Obsessive Compulsive Disorder is a mental health disorder which consists of recurring thoughts or images (obsessions) that are difficult to ignore and cause a great deal of distress for the OCD sufferer. The discomfort from these obsessions causes one to engage in rituals or repetitive behavior (compulsions) to find relief. While it is common for people to take measures to avoid certain thoughts and feelings, people with OCD experience symptoms that cause significant distress and impairment.

 

Nature of OCD

When a person is triggered with an obsession they feel driven to perform a compulsion to reduce their anxiety.  Although this behavior is typically successful in reducing the anxiety initially; over time, the behavior actually reinforces the obsession and worsens the anxiety.  Consequently, this leads to more compulsions, more obsessions, and more anxiety. Obsessions in OCD vary widely from person to person but may include exaggerated fears of contamination, harming fears, sexually inappropriate thoughts, doubting, or religious fears.

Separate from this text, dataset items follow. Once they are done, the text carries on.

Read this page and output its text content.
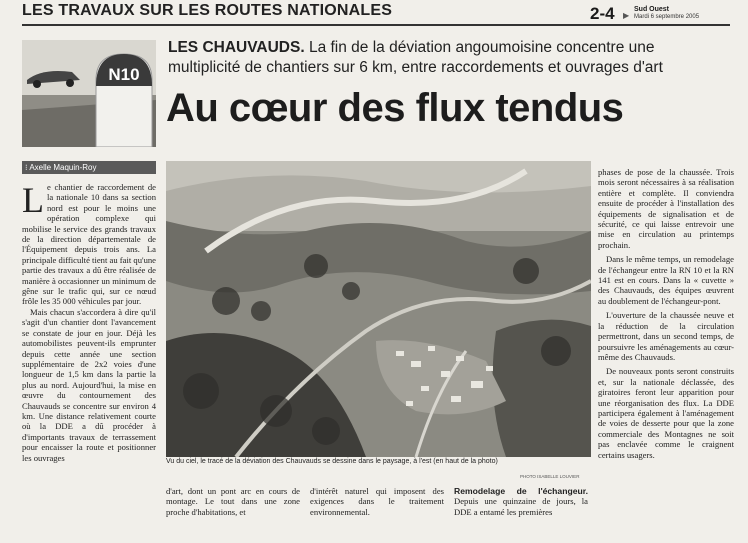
LES TRAVAUX SUR LES ROUTES NATIONALES	2-4 ▶
Sud Ouest
Mardi 6 septembre 2005
N10
LES CHAUVAUDS. La fin de la déviation angoumoisine concentre une multiplicité de chantiers sur 6 km, entre raccordements et ouvrages d'art
Au cœur des flux tendus
⁝ Axelle Maquin-Roy

Le chantier de raccordement de la nationale 10 dans sa section nord est pour le moins une opération complexe qui mobilise le service des grands travaux de la direction départementale de l'Équipement depuis trois ans. La principale difficulté tient au fait qu'une partie des travaux a dû être réalisée de manière à occasionner un minimum de gêne sur le trafic qui, sur ce nœud frôle les 35 000 véhicules par jour.

Mais chacun s'accordera à dire qu'il s'agit d'un chantier dont l'avancement se constate de jour en jour. Déjà les automobilistes peuvent-ils emprunter depuis cette année une section supplémentaire de 2x2 voies d'une longueur de 1,5 km dans la partie la plus au nord. Aujourd'hui, la mise en œuvre du contournement des Chauvauds se concentre sur environ 4 km. Une distance relativement courte où la DDE a dû procéder à d'importants travaux de terrassement pour encaisser la route et positionner les ouvrages	Vu du ciel, le tracé de la déviation des Chauvauds se dessine dans le paysage, à l'est (en haut de la photo)
PHOTO ISABELLE LOUVIER

d'art, dont un pont arc en cours de montage. Le tout dans une zone proche d'habitations, et

d'intérêt naturel qui imposent des exigences dans le traitement environnemental.

Remodelage de l'échangeur. Depuis une quinzaine de jours, la DDE a entamé les premières

phases de pose de la chaussée. Trois mois seront nécessaires à sa réalisation entière et complète. Il conviendra ensuite de procéder à l'installation des équipements de signalisation et de sécurité, ce qui laisse entrevoir une mise en circulation au printemps prochain.

Dans le même temps, un remodelage de l'échangeur entre la RN 10 et la RN 141 est en cours. Dans la « cuvette » des Chauvauds, des équipes œuvrent au doublement de l'échangeur-pont.

L'ouverture de la chaussée neuve et la réduction de la circulation permettront, dans un second temps, de poursuivre les aménagements au cœur-même des Chauvauds.

De nouveaux ponts seront construits et, sur la nationale déclassée, des giratoires feront leur apparition pour une réorganisation des flux. La DDE participera également à l'aménagement de voies de desserte pour que la zone commerciale des Montagnes ne soit pas enclavée comme le craignent certains usagers.
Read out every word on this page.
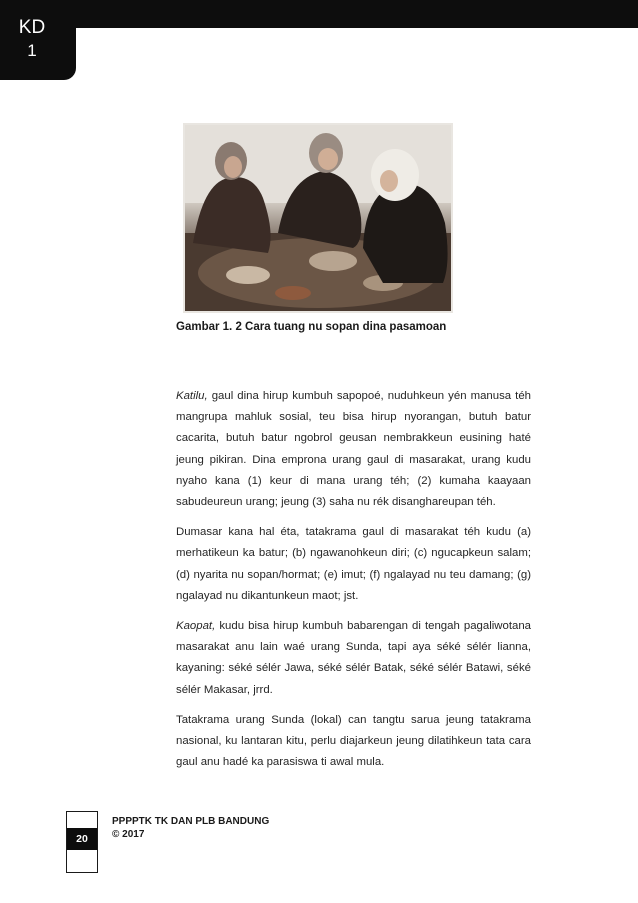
KD
1
Gambar 1. 2 Cara tuang nu sopan dina pasamoan

Katilu, gaul dina hirup kumbuh sapopoé, nuduhkeun yén manusa téh mangrupa mahluk sosial, teu bisa hirup nyorangan, butuh batur cacarita, butuh batur ngobrol geusan nembrakkeun eusining haté jeung pikiran. Dina emprona urang gaul di masarakat, urang kudu nyaho kana (1) keur di mana urang téh; (2) kumaha kaayaan sabudeureun urang; jeung (3) saha nu rék disanghareupan téh.

Dumasar kana hal éta, tatakrama gaul di masarakat téh kudu (a) merhatikeun ka batur; (b) ngawanohkeun diri; (c) ngucapkeun salam; (d) nyarita nu sopan/hormat; (e) imut; (f) ngalayad nu teu damang; (g) ngalayad nu dikantunkeun maot; jst.

Kaopat, kudu bisa hirup kumbuh babarengan di tengah pagaliwotana masarakat anu lain waé urang Sunda, tapi aya séké sélér lianna, kayaning: séké sélér Jawa, séké sélér Batak, séké sélér Batawi, séké sélér Makasar, jrrd.

Tatakrama urang Sunda (lokal) can tangtu sarua jeung tatakrama nasional, ku lantaran kitu, perlu diajarkeun jeung dilatihkeun tata cara gaul anu hadé ka parasiswa ti awal mula.

20
PPPPTK TK DAN PLB BANDUNG
© 2017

  • This disorder often manifests in childhood but it can also strike later in life.
  • It is usually a life-long disorder, but it can be managed.
  • There is often a great deal of self imposed shame surrounding the obsessions which cause people struggling with OCD to hide their symptoms from family, friends, coworkers as well as medical professionals often leading to a delay in diagnosis.
  • Individuals with OCD often experience times where the disorder is relatively quiescent and others when the obsessive thoughts are more intense.

 

OC Spectrum Disorders

Some disorders share traits with OCD and are often called “OC Spectrum Disorders”. Many therapists who treat OCD also have expertise in treating these additional disorders. OC Spectrum Disorders include Hair Pulling (Trichotillomania), Skin Picking, Body Dismorphic Disorder and Compulsive Hoarding.

 

What Causes OCD

No one knows for sure but evidence indicates that it is biologically based. Often more than one family member is diagnosed with OCD suggesting that a genetic component is a factor in the etiology of this neurobiological disorder. Sometimes OCD appears to strike at random without any familial component. Whatever the “cause” Obsessive Compulsive Disorder is a real medical condition.

 

OCD Responds to Treatment

OCD treatment has greatly improved in recent years.  A form of Cognitive-Behavioral Therapy (CBT) called Exposure and Response Prevention (ERP) has been researched extensively and is shown to be very effective. This form of therapy requires the person with OCD to confront his/her feared triggers, experience his/her unwanted thoughts and feelings that result, and resist the urge to engage in compulsions. Through repeated exposure, the OCD sufferer becomes more tolerant of unwanted thoughts and feelings and feels less of a need to avoid triggers.

Medication can also be helpful. Selective Serotonin Reuptake Inhibitors (SSRI’s) are the treatment of choice and work by balancing the serotonin in a person’s brain so that they experience less anxiety when triggered, and, in some cases, have fewer obsessions. The medication can be instrumental in successfully participating in Exposure and Response Prevention therapy.